RCW 7.72.030(1) (emphasis added). Under the “learned intermediary” doctrine, where medical products, including medications, are only available to patients upon the prescription of the treating physician, the manufacturer satisfies its duty to warn by providing adequate warnings to the physician. “The manufacturer’s duty to provide warnings to patients transfers to the doctor, who is in a better position to communicate them to the patient.” Sherman, slip op. at 8 (citing Taylor v. Intuitive Surgical, Inc., 187 Wn.2d 743, 757, 389 P.3d 517 (2017)). Thus, Sherman argued that the drug manufacturers failed to give adequate warnings to her prescribing doctor.
Adequacy of Package Inserts
The Court never reached the question of whether the defendant manufacturers’ package inserts provided adequate warnings under the WPLA. Instead, the Court focused on the doctor’s review and use (or lack thereof) of the manufacturers’ warnings. The undisputed evidence in the summary judgment record established that the prescribing physician (1) did not read the package inserts, (2) had never read the package inserts for the name brand version of the drug in question, and (3) any changes in package insert warnings did not impact the doctor’s decision to prescribe the medication.

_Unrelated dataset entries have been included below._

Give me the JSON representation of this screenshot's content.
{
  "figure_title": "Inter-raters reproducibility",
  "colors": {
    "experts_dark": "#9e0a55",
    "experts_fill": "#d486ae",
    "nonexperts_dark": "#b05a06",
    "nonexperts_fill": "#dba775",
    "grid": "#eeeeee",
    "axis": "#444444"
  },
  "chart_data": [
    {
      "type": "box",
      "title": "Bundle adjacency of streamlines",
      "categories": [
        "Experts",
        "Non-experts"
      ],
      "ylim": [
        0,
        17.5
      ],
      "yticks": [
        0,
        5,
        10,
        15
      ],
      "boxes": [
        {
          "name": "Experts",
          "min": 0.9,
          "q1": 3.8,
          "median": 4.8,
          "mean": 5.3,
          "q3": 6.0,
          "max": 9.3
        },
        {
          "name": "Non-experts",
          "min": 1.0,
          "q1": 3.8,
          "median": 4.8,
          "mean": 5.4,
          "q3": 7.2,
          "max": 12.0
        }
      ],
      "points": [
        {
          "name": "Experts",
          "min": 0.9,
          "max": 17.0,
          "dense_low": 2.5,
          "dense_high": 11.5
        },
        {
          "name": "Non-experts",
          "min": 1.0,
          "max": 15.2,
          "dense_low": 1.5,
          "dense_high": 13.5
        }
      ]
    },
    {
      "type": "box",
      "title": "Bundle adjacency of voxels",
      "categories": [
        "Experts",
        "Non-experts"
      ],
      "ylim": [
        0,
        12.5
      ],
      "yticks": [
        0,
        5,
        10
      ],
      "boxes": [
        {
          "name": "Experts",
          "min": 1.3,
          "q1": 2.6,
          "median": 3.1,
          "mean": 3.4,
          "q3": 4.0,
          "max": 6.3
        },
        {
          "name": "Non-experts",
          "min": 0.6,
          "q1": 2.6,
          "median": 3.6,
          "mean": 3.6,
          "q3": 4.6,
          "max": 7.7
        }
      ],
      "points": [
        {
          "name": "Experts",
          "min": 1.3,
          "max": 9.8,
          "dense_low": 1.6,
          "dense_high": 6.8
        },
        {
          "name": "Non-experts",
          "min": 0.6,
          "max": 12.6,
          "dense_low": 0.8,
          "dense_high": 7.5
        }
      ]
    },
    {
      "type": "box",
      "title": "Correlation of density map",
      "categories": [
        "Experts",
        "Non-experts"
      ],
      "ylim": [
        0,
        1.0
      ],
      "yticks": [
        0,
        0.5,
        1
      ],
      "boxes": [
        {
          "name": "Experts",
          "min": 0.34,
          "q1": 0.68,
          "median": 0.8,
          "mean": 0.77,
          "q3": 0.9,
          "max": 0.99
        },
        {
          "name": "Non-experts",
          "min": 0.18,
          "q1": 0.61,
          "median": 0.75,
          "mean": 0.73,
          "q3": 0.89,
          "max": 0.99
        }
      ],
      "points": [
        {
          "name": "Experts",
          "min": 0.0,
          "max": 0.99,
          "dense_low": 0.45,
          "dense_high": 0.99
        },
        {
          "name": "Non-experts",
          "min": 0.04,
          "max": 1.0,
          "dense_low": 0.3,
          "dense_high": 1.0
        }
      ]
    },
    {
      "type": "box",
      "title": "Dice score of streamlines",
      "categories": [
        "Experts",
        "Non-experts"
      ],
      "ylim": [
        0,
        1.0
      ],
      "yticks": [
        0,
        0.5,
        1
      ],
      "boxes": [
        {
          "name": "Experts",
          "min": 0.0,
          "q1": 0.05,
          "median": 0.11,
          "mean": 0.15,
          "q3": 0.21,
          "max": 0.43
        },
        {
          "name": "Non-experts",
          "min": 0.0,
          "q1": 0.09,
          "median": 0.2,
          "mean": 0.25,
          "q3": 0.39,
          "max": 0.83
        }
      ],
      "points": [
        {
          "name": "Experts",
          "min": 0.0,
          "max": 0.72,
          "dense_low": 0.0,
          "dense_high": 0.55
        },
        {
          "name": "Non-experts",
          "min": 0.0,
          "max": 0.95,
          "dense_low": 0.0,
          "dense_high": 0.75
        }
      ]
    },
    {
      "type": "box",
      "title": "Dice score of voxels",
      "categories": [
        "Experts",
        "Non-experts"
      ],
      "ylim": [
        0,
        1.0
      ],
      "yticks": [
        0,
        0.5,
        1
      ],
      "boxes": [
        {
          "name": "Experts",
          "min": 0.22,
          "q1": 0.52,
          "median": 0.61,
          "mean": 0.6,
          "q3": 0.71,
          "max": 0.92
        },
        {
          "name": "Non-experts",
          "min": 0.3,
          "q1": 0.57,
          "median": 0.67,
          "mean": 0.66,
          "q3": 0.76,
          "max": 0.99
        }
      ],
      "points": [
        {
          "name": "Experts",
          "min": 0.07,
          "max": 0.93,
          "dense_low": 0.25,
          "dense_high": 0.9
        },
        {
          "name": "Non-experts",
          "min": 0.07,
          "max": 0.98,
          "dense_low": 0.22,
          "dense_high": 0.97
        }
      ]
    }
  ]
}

Sherman, slip op. at 11. There was no record evidence to create a genuine issue of fact regarding whether the physician read the warnings. Simply stated, the evidence established that the content of the package insert warnings was irrelevant to the doctor’s decision to prescribe the medication.

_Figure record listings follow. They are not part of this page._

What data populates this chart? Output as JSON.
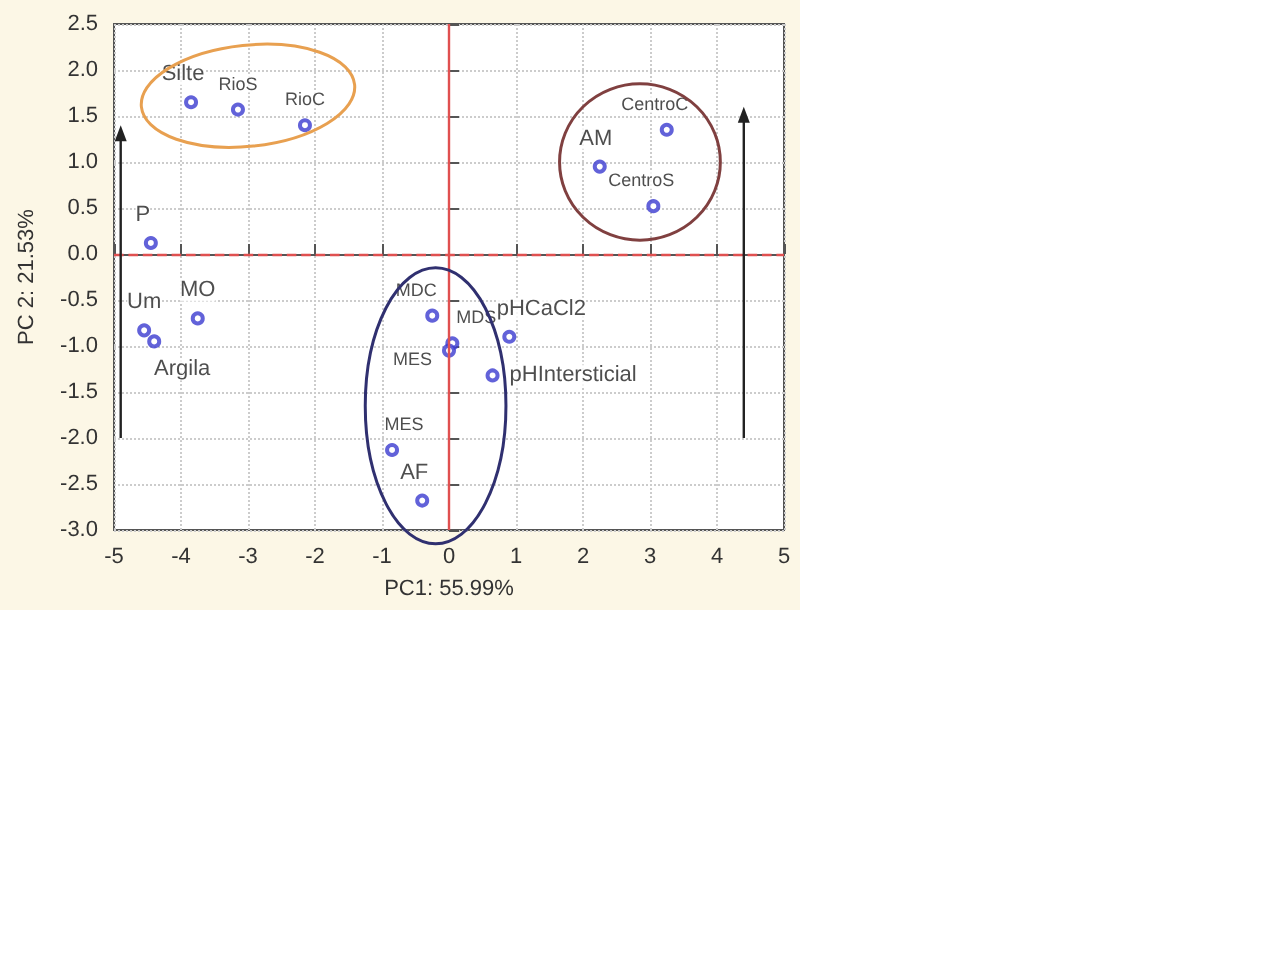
{
  "chart_data": {
    "type": "scatter",
    "xlabel": "PC1: 55.99%",
    "ylabel": "PC 2: 21.53%",
    "x": [
      -3.85,
      -3.15,
      -2.15,
      -4.45,
      -4.55,
      -4.4,
      -3.75,
      -0.25,
      0.05,
      0.0,
      0.9,
      0.65,
      -0.85,
      -0.4,
      2.25,
      3.25,
      3.05
    ],
    "series": [
      {
        "color": "#3b3bd0",
        "values": [
          1.65,
          1.57,
          1.4,
          0.12,
          -0.83,
          -0.95,
          -0.7,
          -0.67,
          -0.97,
          -1.05,
          -0.9,
          -1.32,
          -2.13,
          -2.68,
          0.95,
          1.35,
          0.52
        ]
      }
    ],
    "value_labels": [
      "Silte",
      "RioS",
      "RioC",
      "P",
      "Um",
      "Argila",
      "MO",
      "MDC",
      "MDS",
      "MES",
      "pHCaCl2",
      "pHIntersticial",
      "MES",
      "AF",
      "AM",
      "CentroC",
      "CentroS"
    ],
    "xlim": [
      -5,
      5
    ],
    "xticks": [
      -5,
      -4,
      -3,
      -2,
      -1,
      0,
      1,
      2,
      3,
      4,
      5
    ],
    "ylim": [
      -3,
      2.5
    ],
    "yticks": [
      {
        "value": -3,
        "label": "-3.0"
      },
      -2.5,
      {
        "value": -2,
        "label": "-2.0"
      },
      -1.5,
      {
        "value": -1,
        "label": "-1.0"
      },
      -0.5,
      {
        "value": 0,
        "label": "0.0"
      },
      0.5,
      {
        "value": 1,
        "label": "1.0"
      },
      1.5,
      {
        "value": 2,
        "label": "2.0"
      },
      2.5
    ],
    "ref_lines": [
      {
        "axis": "y",
        "value": 0,
        "color": "#e05050",
        "line_style": "dashed"
      },
      {
        "axis": "x",
        "value": 0,
        "color": "#e05050",
        "line_style": "solid"
      }
    ],
    "grid": true,
    "marker": "circle"
  }
}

On this factual record, the Superior Court, relying on the Washington Supreme Court’s 1968 decision in Douglas v. Bussabarger, 73 Wn.2d 476, 438 P.2d 829, held that Sherman as a matter of law could not establish that the drug manufacturers’ alleged failure to give adequate warnings “proximately caused her condition.” Sherman, slip op. at 12. Quoting the Tenth Circuit Court of Appeals, the Court noted that this result is in line with the majority of courts outside of Washington: “The majority of courts that have examined the issue have held that when a physician fails to read or rely on a drug manufacturer’s warnings, such failure constitutes the ‘intervening, independent and sole proximate cause’ of the plaintiff’s injuries, even where the drug manufacturer’s warnings were inadequate.” Sherman, slip op. at 11 (quoting Thom v. Bristol-Myers Squibb Co., 353 F.3d 848, 856 (10th Cir. 2003) (emphasis added).
Other Forms of Product Warnings
Finally, the Superior Court addressed Sherman’s argument that the drug manufacturers had a duty to warn beyond providing adequate package inserts. The Court rejected this argument because the WPLA “expressly states that adequate warnings must be ‘provided with the product.’” Sherman, slip op. at 14. As such, the Court concluded that “a prescription drug manufacturer’s duty under RCW 7.72.030(1)(b) is to provide adequate warnings with the product and there is no duty under the WPLA to communicate such warning to doctors in ways other than through package inserts.” Sherman, slip op. at 16.
The Sherman decision provides valuable guidance for attorneys representing parties in duty to warn cases under the WPLA. Plaintiff’s counsel seeking to establish proximate cause on behalf of their injured clients and defense counsel seeking to break the causal chain (i.e., manufacturer’s counsel) or keep it intact (i.e., physicians’ counsel) should keep this decision in mind while preparing and taking physician depositions and creating a record for summary judgment or trial in WPLA cases under RCW 7.72.030(1). In this case, the drug manufacturers ultimately prevailed on summary judgment because the doctor’s testimony defeated any argument that the adequacy of the manufacturers’ warnings was the proximate cause of the plaintiff’s injury.